Os compostos fenólicos destacam-se entre os componentes não voláteis por
conferirem propriedades bioativas à S. officinalis, tais como a atividade
antioxidante, antimicrobiana, antitumoral, antifúngica, antidiabética e
antiviral (MALEŠ et al., 2022; GHORBANI; ESMAEILIZADEH, 2017). Com base na
crescente exigência de consumidores preocupados com a utilização de produtos
“verdes”, os conservantes/antioxidantes naturais estão cada vez mais sendo
empregados em formulações diversas, atendendo desde o segmento alimentício ao
farmacêutico e cosmético (MAZAUD et al., 2022).
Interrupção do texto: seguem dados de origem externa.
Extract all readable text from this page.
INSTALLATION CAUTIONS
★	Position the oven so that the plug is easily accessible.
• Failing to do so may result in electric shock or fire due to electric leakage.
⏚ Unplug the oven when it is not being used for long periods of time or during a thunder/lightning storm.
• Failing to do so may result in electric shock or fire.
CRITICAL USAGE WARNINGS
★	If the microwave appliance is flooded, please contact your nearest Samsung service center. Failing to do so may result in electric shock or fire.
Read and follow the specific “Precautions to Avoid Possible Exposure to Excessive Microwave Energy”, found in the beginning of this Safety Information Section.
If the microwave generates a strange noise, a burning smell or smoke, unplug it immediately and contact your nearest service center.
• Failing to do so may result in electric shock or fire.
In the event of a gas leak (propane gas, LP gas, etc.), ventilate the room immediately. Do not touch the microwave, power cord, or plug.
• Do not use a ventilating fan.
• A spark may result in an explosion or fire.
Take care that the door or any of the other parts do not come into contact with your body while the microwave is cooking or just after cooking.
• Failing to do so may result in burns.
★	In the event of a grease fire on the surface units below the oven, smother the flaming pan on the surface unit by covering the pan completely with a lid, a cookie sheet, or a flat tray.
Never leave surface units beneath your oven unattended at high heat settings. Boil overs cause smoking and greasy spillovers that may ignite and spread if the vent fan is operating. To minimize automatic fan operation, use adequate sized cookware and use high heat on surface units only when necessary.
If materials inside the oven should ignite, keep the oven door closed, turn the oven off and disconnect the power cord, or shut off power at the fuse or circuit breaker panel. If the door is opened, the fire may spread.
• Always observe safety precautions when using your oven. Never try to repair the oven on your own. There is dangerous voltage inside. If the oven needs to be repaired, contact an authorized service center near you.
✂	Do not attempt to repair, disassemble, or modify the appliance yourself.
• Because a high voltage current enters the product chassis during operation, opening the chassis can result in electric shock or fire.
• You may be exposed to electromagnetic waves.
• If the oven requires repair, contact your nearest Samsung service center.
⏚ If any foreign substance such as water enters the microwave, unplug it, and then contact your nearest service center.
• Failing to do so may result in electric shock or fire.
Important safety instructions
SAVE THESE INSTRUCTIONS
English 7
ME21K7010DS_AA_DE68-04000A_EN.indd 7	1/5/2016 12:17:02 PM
Em vista disso, diferentes
processos de extração são avaliados para a obtenção desses compostos bioativos a
partir de matrizes vegetais. Dentre eles, destaca-se a extração assistida por
micro-ondas devido a uma série de vantagens, como a possibilidade de trabalhar
com diversas amostras, baixo consumo energético, reduzido tempo de extração
quando comparado às extrações convencionais e baixo consumo de solvente (BENER
et al., 2019). Alguns solventes são extremamente tóxicos, poluentes ambientais,
inflamáveis, de fontes não renováveis e até mesmo bioacumuláveis (KASHYAP et
al., 2022). Dessa forma, a utilização de solventes verdes em processos de
extração de compostos bioativos tem sido encorajada nas últimas décadas (HASHEMI
et al., 2022).O glicerol é um solvente verde, subproduto da transesterificação
do biodiesel. O expressivo crescimento da indústria de biocombustíveis acarretou
uma produção excedente de glicerol, impulsionando pesquisas voltadas ao estudo
de novas aplicações deste composto (MONTEIRO et al., 2018).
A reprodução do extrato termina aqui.